QR2.2.2 Is Space Nothing?

Does space itself exist? This question has concerned the greatest minds of physics. Simply put:

If every matter object in the universe disappeared, would space still be there?

Newton saw space as the canvas upon which God painted, so it would still exist even without objects. In contrast Leibniz considered a substance without properties unthinkable so to him space was based on object relations, just as a meter was defined as the distance between two marks on a platinum-iridium bar in Paris. If objects only move with respect to each other, he concluded that without matter there would be no space.

Figure 2.2 Newton’s Bucket

Newton’s reply to Leibniz was a hanging bucket of water that spun around (Figure 2.2). First the bucket spins, not the water, then the water also spins and presses up against the side to make a concave surface. If the water spins with respect to another object, what is it?
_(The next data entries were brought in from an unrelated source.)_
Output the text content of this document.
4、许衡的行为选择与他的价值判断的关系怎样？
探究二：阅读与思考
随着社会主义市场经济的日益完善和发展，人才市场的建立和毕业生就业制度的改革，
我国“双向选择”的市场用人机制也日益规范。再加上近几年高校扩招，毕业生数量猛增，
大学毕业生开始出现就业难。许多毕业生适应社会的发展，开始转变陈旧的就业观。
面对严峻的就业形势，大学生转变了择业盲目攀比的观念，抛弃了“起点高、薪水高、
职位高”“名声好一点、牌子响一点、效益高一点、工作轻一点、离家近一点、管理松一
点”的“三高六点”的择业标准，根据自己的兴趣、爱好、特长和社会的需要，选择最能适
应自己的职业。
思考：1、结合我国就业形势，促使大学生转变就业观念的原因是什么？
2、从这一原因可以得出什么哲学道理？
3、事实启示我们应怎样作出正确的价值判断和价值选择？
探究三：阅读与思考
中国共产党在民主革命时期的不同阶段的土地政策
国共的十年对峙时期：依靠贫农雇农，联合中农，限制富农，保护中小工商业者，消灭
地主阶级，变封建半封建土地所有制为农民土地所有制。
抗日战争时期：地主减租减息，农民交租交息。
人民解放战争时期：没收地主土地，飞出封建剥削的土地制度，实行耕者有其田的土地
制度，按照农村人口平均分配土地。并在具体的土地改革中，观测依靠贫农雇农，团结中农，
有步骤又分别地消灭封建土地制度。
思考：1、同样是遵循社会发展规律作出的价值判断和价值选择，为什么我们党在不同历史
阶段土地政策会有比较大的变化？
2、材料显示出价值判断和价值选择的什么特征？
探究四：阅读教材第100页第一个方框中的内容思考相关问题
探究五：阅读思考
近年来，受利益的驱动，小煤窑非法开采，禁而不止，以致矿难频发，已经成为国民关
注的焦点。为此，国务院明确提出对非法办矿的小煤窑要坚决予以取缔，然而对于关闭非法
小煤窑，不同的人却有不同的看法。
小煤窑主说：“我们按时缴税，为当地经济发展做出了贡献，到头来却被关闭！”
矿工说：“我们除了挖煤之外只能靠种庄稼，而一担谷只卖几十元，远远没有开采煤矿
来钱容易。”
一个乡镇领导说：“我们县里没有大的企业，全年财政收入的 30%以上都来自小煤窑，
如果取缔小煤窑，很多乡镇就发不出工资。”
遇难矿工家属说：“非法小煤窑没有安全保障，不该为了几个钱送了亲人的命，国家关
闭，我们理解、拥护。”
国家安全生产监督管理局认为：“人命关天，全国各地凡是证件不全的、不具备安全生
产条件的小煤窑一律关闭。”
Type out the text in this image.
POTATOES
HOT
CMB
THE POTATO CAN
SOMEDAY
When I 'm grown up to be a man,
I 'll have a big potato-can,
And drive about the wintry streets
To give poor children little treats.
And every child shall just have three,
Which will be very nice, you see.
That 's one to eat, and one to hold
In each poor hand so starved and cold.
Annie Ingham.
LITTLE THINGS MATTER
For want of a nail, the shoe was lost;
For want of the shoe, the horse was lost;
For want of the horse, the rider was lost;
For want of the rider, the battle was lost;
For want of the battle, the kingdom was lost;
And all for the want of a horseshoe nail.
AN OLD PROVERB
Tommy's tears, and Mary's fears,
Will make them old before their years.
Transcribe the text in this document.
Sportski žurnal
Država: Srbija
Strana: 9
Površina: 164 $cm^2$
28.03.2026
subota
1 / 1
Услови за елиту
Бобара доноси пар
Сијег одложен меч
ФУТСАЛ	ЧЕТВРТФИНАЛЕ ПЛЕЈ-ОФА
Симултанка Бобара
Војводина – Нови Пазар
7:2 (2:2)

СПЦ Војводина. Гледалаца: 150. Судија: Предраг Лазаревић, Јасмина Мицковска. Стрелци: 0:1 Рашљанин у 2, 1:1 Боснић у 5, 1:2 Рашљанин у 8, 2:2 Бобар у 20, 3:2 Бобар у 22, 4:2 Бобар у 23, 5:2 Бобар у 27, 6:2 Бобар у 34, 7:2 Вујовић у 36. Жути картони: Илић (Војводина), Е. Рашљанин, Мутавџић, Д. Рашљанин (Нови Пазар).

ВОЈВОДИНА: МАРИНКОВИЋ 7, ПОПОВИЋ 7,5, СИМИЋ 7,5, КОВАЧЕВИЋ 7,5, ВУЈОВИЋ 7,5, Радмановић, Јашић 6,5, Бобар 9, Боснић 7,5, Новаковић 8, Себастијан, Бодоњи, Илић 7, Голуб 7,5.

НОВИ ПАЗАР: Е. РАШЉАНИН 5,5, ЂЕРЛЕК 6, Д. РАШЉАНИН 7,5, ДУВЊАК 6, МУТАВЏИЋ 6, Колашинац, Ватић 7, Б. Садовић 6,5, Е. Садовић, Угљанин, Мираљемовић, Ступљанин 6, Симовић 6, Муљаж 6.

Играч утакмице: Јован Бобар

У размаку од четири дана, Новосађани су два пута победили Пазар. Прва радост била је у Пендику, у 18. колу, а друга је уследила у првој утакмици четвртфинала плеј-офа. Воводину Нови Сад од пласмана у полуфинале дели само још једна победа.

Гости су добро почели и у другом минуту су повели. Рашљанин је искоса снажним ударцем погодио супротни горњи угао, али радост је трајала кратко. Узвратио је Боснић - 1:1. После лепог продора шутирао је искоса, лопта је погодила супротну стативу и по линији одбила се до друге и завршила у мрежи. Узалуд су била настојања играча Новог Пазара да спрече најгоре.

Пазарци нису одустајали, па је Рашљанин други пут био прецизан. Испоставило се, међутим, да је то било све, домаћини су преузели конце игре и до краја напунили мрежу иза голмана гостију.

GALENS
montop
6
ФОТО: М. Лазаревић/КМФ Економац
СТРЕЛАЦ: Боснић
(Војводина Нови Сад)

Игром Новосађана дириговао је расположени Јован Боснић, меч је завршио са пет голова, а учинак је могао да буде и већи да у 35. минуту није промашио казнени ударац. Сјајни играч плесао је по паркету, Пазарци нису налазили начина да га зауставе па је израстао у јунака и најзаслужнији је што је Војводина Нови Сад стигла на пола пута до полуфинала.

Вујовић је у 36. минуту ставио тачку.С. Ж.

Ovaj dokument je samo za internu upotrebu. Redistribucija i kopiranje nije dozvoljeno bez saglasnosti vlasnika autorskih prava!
It can’t be the bucket, because when it initially spins relative to the water the surface is flat, and when later it is concave, the bucket and the water spin at the same speed. In a universe where all movement is relative, a spinning bucket should be indistinguishable from one that is still. If an ice skater spins in a stadium his arms splay out by the spin. One could see this as relative movement, as the stadium spinning round the skater, but why then do the skater’s arms splay? He concluded that the skater really is spinning in space (Greene, 2004) p32.

This seemed to settle the matter until Einstein showed that objects actually do move relative to each other. Mach then resurrected Leibniz’s idea, arguing that the water in Newton’s bucket rotated with respect to all the matter of the universe. In a truly empty universe, Newton’s bucket would stay flat and a spinning skater’s arms would not splay, but this isn’t testable as one can’t empty the universe. This resort to speculation reflects how disturbing some physicists find the idea of a space that is:

“…substantial enough to provide the ultimate absolute benchmark for motion.(Greene, 2004) p37

How then could a virtual space handle object interactions? There are two options:

1. Centralized. Give each particle an absolute position then compare all positions every cycle and if any are equal, then a collision has occurred. To the inhabitants of this virtual reality, space would indeed be truly nothing and potentially continuous. Yet as the particles increase the interactions grow geometrically, as each point must be compared to every other point every cycle. For a simulation the size of our universe, the processing required is unimaginable.

2. Distributed. Let each point of space be a node with a pre-allocated processing capacity. Now a collision is when a node gets more processing than it can handle. To the inhabitants of this virtual reality, space isn’t continuous and does exist apart from the objects in it. This tactic seems wasteful as empty space is allocated null processing but has the advantage that expanding the system also adds more processing.

Reverse engineering prefers the distributed option because the processing is finite. It implies that a point of empty space can show a dot or “nothing”, just like a screen point, where showing nothing is null processing. This means that if every object in our space disappeared, it would still exist, just as a screen still exists even if no image is shown, supporting the current verdict of physics that:

space-time is a something(Greene, 2004) p75

Empty space as null processing is neither the passive canvas of Newton nor the nothing of Leibniz because null processing is something not nothing and it is active not passive.